Paris, March 4 -- The film "Tibet, le mensonge Chinoise?" (Tibet, the Chinese lie?), had an exclusive screening at the French Senate yesterday in presence of the filmmaker Bernard Debord, former Senator Louis de Broissia, Jean-Francois Humbert, the President of Tibet Group at the Senate and Kasur Tashi Wangdi, Representative of His Holiness to Europe.

The film chronicles the recent history of Tibet, since its occupation by juxtaposing Chinese newsreel and interviews with His Holiness the Dalai Lama, exile Tibetans and former political prisoners. It also shows how the Chinese propaganda, with a little help from from former Soviet Union, worked to manipulate and spread lies about Tibet and its occupation.

The filmmaker said that he was inspired by the Canadian-Tibetan film "What Remains of Us" and wanted to show how the Chinese propaganda tries to manipulate and distort facts about Tibet. He said that one of his goal is to not make China the sole source of information when it comes to Tibet. While looking for archives of CCTV news reel, the BBC who has exclusive rights in Europe, told the director to sign a contract that he will not use use them to challenge the sovereignty of China.

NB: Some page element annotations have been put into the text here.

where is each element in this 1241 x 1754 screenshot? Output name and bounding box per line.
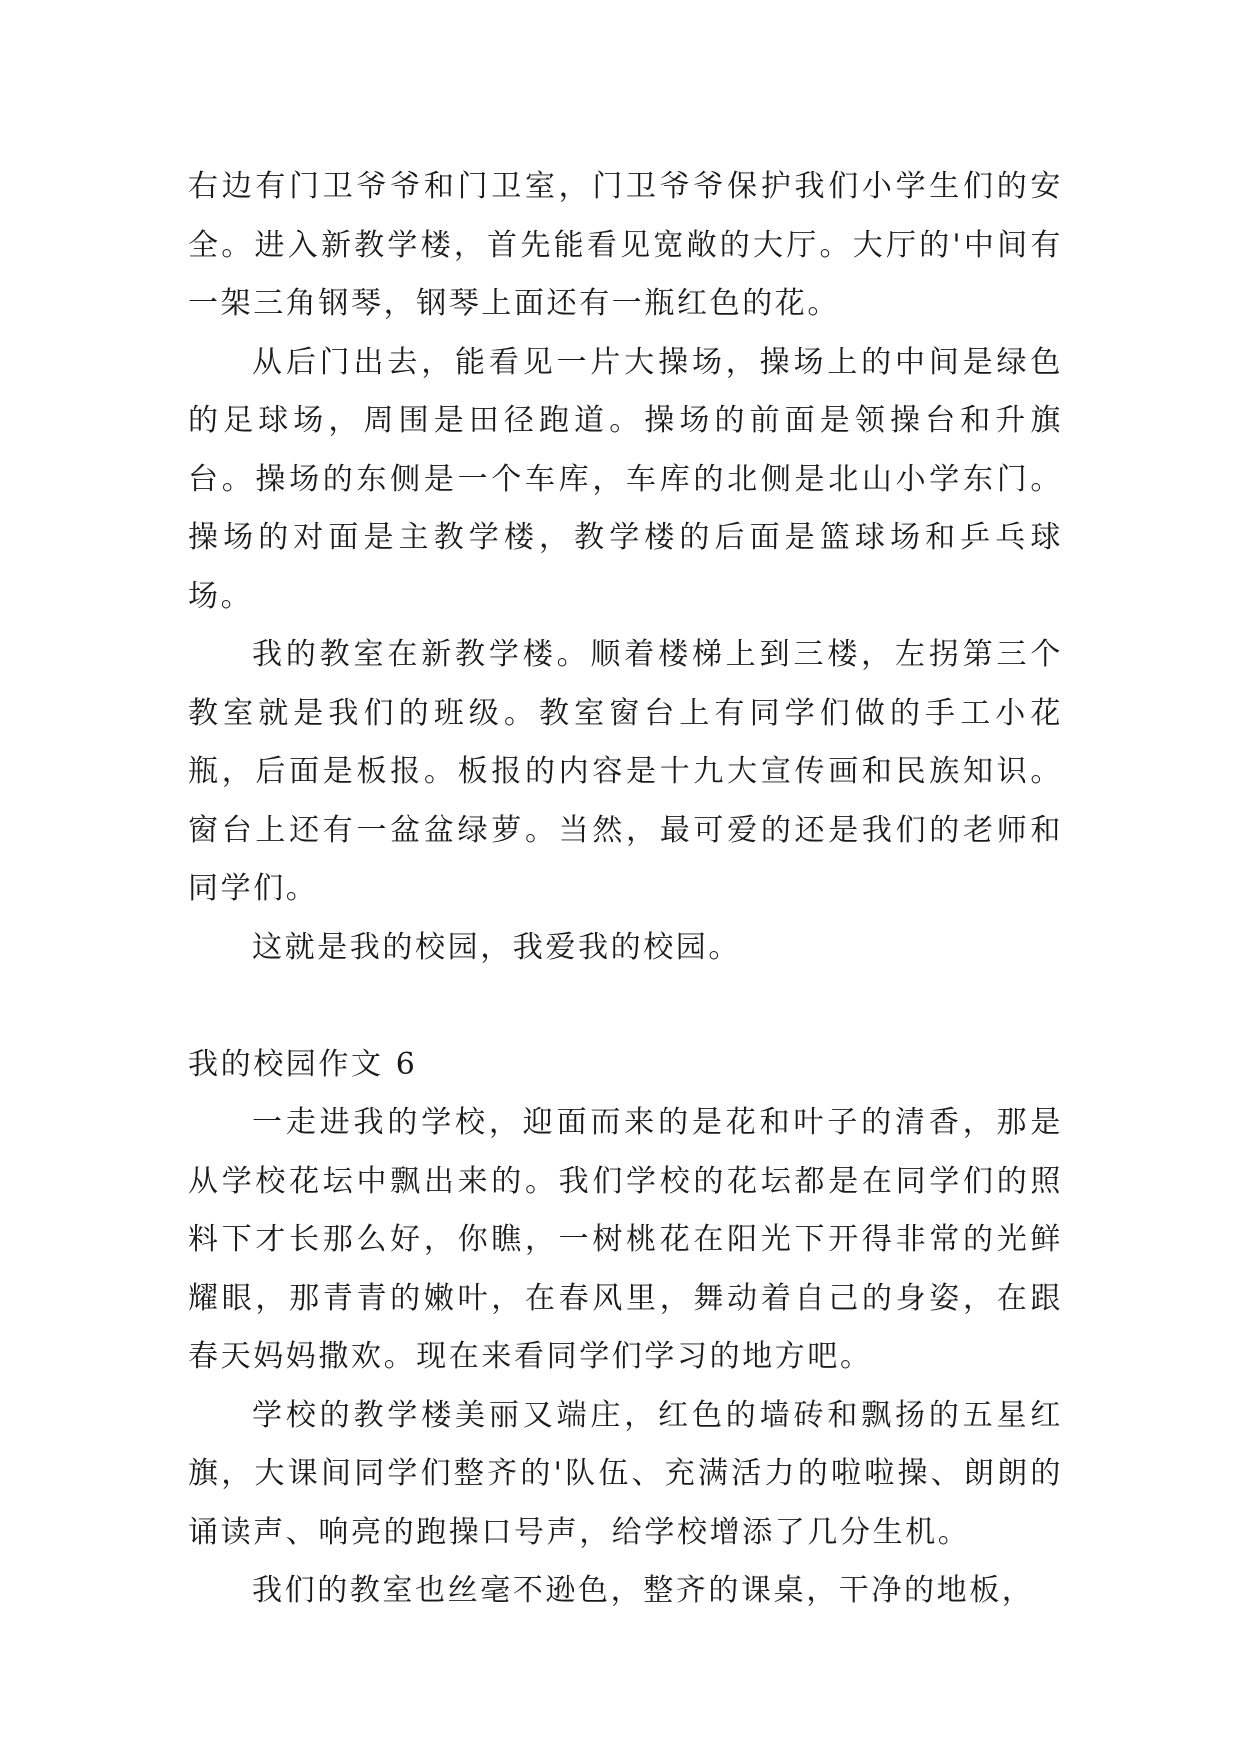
paragraph-closing: 这就是我的校园，我爱我的校园。	[252, 929, 741, 965]
document-body	[188, 158, 1063, 1621]
section-spacer	[188, 977, 1063, 1036]
section-heading: 我的校园作文 6	[188, 1046, 418, 1082]
paragraph-classroom: 我的教室在新教学楼。顺着楼梯上到三楼，左拐第三个教室就是我们的班级。教室窗台上有同学们做的手工小花瓶，后面是板报。板报的内容是十九大宣传画和民族知识。窗台上还有一盆盆绿萝。当然，最可爱的还是我们的老师和同学们。	[188, 637, 1063, 906]
paragraph-teaching-building: 学校的教学楼美丽又端庄，红色的墙砖和飘扬的五星红旗，大课间同学们整齐的'队伍、充满活力的啦啦操、朗朗的诵读声、响亮的跑操口号声，给学校增添了几分生机。	[188, 1397, 1063, 1550]
paragraph-flower-bed: 一走进我的学校，迎面而来的是花和叶子的清香，那是从学校花坛中飘出来的。我们学校的花坛都是在同学们的照料下才长那么好，你瞧，一树桃花在阳光下开得非常的光鲜耀眼，那青青的嫩叶，在春风里，舞动着自己的身姿，在跟春天妈妈撒欢。现在来看同学们学习的地方吧。	[188, 1105, 1063, 1374]
paragraph-playground: 从后门出去，能看见一片大操场，操场上的中间是绿色的足球场，周围是田径跑道。操场的前面是领操台和升旗台。操场的东侧是一个车库，车库的北侧是北山小学东门。操场的对面是主教学楼，教学楼的后面是篮球场和乒乓球场。	[188, 344, 1063, 614]
paragraph-continued-gate: 右边有门卫爷爷和门卫室，门卫爷爷保护我们小学生们的安全。进入新教学楼，首先能看见宽敞的大厅。大厅的'中间有一架三角钢琴，钢琴上面还有一瓶红色的花。	[188, 169, 1063, 321]
paragraph-our-classroom: 我们的教室也丝毫不逊色，整齐的课桌，干净的地板，	[252, 1573, 1035, 1608]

"Today, it is the western media that is becoming a tool of Chinese propaganda," the filmmaker who co-authored Wei Jinsheng's biography with Marie Holzman said.

While acknowledging the difficulty of speaking for Tibet and Tibetans as business interest goes against it, the filmmaker said that "together with the French people, he will continue to fight for Tibet."

Kasur Tashi Wangdi updated the audience about the grim situation inside Tibet and said that the country is under "an undeclared Martial Law."

Since the protest in Tibet last year, China has continued to blame the Dalai Lama for "orchestrating riots" and "spreading lies" about Tibet.

"Though the Chinese premier claimed to the international press in March last year that he has undeniable proof of the Dalai Lama's hand in protest across Tibet; till date, he has not shown a single proof," Tashi Wangdi said.

Later in the evening, a book titled l’Autobiographie Spirituelle du Dalaï-Lama (The Spiritual autobiography of the Dalai Lama) by Sofia Stril-Rever, a French author was released.

The film will be broadcast in Belgium on RTBF channel on 11 March and on France 3 television on 14 March.